SC Allows Kerala To Withdraw UAPA Plea Against Alleged Maoist Leader
The state had challenged the Kerala High Court’s (HC) March 17 order quashing the charges, slapped under UAPA and Section 124A (sedition) of the Indian Penal Code (IPC), against Roopesh in three cases registered at Kuttiadi and Valayam police stations, Kozhikode.
Later, the Kerala government expressed its intention to withdraw the petition. Senior advocate Jaideep Gupta, appearing for Kerala, according to LiveLaw, submitted before a Bench of Justices MR Shah and Krishna Murari: “This is a question of law. The view taken is that there is a judgment of this court. A strict view is to be preferred. Once this becomes a legal position, it will apply to all. We do not wish to pursue this litigation.”
Asking the reason for withdrawing the petition, Justice Shah asked Gupta, “If it’s a question of law, why are you withdrawing?” Gupta replied that the HC’s judgment favouring a “strict interpretation of UAPA appears to be the correct position”.
“We [Kerala government] feel this is the correct position regarding UAPA ... Strict view is preferable than an expansive view, and we are of the view that the implementation of judgment ...What has been decided is that strict view is to be preferred in as far as this statute is concerned and this is not aimed at only this person once this becomes the legal position, as far as the state is concerned, it will apply to all persons,” Gupta submitted.
“Therefore, it’s the decision based on a legal aspect ... which is why we do not wish to pursue the case further,” Gupta further submitted.

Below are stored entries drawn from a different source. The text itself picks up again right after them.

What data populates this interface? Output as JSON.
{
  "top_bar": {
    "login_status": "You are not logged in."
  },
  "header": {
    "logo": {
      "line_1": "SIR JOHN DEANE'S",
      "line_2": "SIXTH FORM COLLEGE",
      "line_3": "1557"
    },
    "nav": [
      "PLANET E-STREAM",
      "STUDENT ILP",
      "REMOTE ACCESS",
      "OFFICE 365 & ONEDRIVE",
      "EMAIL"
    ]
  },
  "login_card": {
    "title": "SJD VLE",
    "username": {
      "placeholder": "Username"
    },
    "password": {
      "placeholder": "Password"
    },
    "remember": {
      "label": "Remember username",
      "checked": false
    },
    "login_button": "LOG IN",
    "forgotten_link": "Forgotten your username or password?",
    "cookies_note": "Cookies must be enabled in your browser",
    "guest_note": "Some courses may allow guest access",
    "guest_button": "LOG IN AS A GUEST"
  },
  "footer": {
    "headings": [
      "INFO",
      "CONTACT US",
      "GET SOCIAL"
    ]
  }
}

Subsequently, the apex court allowed the withdrawal of the petition but left the questions of law open.
Roopesh, along with members of the banned Maoist organisation, had allegedly distributed pamphlets containing “seditious writings” in tribal colonies in Wayanad district.

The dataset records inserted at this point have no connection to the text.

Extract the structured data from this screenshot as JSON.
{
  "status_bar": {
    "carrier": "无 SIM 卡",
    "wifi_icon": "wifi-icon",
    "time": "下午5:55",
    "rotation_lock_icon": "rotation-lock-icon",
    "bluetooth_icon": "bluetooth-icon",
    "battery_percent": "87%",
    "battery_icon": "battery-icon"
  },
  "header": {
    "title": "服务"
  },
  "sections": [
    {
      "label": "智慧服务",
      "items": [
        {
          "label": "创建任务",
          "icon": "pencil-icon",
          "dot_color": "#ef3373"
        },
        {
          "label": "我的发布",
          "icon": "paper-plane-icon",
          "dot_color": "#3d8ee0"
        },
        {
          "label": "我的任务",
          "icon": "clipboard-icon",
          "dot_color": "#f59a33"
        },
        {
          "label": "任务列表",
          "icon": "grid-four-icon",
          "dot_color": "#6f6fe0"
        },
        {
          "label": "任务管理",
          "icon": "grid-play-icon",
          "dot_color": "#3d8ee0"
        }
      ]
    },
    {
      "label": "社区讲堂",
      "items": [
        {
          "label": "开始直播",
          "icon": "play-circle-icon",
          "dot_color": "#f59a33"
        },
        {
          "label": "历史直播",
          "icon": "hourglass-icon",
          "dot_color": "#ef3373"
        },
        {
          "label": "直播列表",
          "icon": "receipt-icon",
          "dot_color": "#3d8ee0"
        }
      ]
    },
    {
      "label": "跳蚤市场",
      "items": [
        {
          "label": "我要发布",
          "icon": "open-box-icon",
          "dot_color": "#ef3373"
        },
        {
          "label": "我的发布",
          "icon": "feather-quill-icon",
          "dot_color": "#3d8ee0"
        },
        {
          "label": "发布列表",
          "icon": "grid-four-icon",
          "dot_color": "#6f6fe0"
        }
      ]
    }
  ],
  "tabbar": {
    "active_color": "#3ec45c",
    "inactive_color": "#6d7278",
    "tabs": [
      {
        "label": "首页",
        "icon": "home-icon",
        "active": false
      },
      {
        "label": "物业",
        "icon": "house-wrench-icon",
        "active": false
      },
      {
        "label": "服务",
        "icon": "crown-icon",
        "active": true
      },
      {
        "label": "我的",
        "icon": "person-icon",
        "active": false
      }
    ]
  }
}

Discharging Roopesh, an HC Bench comprising Justices K Vinod Chandran and C Jayachandran had ruled that sanction under the UAPA granted after six months, against the time frame of seven days, from the date of receipt of the recommendation of the authority was not a valid sanction, LiveLaw had reported.
The authority headed by a retired HC Judge had recommended charging the Section against the petition based on the letter of the home department on February 7, 2018, The New Indian Express had reported. However, the sanction of the state government in the first two crimes was on June 6, 2018, and in the third on April 7, 2018, against the specific time of seven days.

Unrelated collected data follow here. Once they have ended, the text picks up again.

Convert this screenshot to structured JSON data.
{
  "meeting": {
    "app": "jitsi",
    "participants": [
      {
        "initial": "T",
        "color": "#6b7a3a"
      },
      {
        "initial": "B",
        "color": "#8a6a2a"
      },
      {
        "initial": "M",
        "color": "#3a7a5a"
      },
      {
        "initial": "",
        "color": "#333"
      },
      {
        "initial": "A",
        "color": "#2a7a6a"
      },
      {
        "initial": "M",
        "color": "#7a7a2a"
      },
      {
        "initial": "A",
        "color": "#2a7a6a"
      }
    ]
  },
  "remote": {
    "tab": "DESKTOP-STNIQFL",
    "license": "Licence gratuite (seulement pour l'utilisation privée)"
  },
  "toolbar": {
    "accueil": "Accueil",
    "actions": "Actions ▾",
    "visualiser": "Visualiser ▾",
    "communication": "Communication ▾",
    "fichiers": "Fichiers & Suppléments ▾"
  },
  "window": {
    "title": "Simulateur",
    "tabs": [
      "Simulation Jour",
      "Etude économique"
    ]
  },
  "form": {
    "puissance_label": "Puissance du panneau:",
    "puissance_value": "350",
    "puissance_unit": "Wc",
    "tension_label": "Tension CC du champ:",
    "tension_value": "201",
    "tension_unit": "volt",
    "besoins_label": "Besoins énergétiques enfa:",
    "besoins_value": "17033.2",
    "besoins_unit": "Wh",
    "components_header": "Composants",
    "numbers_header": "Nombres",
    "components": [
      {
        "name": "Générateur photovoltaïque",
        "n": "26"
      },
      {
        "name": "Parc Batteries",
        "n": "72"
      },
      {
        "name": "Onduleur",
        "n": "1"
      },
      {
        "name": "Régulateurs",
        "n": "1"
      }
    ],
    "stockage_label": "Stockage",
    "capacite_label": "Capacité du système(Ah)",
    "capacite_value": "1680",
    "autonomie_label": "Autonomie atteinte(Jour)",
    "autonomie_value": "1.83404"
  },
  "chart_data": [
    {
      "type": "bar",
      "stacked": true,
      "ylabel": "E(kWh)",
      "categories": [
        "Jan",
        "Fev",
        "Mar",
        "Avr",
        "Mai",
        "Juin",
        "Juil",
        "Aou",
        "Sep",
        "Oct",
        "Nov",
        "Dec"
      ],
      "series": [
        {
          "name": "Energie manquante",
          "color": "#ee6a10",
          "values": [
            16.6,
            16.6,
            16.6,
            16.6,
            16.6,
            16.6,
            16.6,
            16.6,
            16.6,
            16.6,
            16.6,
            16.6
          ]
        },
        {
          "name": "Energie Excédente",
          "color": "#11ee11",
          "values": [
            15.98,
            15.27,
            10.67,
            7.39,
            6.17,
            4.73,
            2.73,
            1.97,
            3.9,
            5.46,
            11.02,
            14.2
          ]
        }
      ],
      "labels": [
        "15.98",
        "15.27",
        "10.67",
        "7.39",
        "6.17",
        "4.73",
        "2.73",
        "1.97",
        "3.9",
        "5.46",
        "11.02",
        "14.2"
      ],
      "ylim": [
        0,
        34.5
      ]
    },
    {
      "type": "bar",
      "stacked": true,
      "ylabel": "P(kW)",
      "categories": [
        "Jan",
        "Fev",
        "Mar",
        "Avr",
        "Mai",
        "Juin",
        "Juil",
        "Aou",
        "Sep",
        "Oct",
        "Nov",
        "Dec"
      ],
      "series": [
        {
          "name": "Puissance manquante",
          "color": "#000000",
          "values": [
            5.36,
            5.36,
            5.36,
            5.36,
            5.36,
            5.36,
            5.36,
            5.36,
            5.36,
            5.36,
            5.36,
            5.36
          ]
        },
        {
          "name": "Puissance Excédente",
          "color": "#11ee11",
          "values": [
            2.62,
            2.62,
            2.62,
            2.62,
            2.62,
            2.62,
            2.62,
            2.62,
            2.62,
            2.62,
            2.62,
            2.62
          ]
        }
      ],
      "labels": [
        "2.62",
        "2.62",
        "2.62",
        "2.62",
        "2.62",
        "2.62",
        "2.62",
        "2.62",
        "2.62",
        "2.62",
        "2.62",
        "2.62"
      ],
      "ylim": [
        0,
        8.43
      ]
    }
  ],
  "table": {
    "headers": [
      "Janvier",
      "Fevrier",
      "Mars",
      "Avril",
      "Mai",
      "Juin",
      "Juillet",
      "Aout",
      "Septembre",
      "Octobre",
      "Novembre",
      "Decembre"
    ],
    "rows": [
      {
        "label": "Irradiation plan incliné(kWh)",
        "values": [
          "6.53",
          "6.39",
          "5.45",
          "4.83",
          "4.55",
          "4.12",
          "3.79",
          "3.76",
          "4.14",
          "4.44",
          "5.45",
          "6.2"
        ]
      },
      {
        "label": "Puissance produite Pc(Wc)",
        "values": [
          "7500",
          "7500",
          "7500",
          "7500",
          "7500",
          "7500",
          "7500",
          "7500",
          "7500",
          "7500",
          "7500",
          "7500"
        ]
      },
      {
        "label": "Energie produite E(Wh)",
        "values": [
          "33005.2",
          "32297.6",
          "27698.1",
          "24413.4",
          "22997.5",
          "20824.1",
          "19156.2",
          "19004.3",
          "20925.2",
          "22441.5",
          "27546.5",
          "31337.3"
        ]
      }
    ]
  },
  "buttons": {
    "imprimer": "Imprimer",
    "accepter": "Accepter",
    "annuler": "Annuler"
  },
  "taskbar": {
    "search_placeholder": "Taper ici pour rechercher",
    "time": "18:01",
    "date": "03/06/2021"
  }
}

Allowing Roopesh’s petition seeking quashing of the cases, the HC Bench had observed: “Amidst the raging controversy as to the retention of offence of sedition in the IPC, which the naysayers categorise as a relic of the colonial past and a symbol of British hegemony and the votaries support in the wake of rising anti-national feelings under the cloak of liberal thought, the government sat over a sanction for six months, violating the time frame prescribed in the rules.”
Terming the sanction invalid, the HC further observed: “We find the sanction order of the UAPA to be not brought out in time, as statutorily mandated, and bereft of any application of mind—both vitiating the cognisance was taken by the Special Court.”
Later, the Kerala government submitted a petition before the SC arguing that the stipulation of time under Rules 3 and 4 of UAPA (Recommendation of Sanction Rules), 2008, is only directory in nature.
Since cognisance was taken by the magistrate upon the police report, the state government further argued, therefore Section 460(e) of the Code of Criminal Procedure (CrPC) was squarely applicable and irregularity in proceedings would not vitiate the entire proceedings.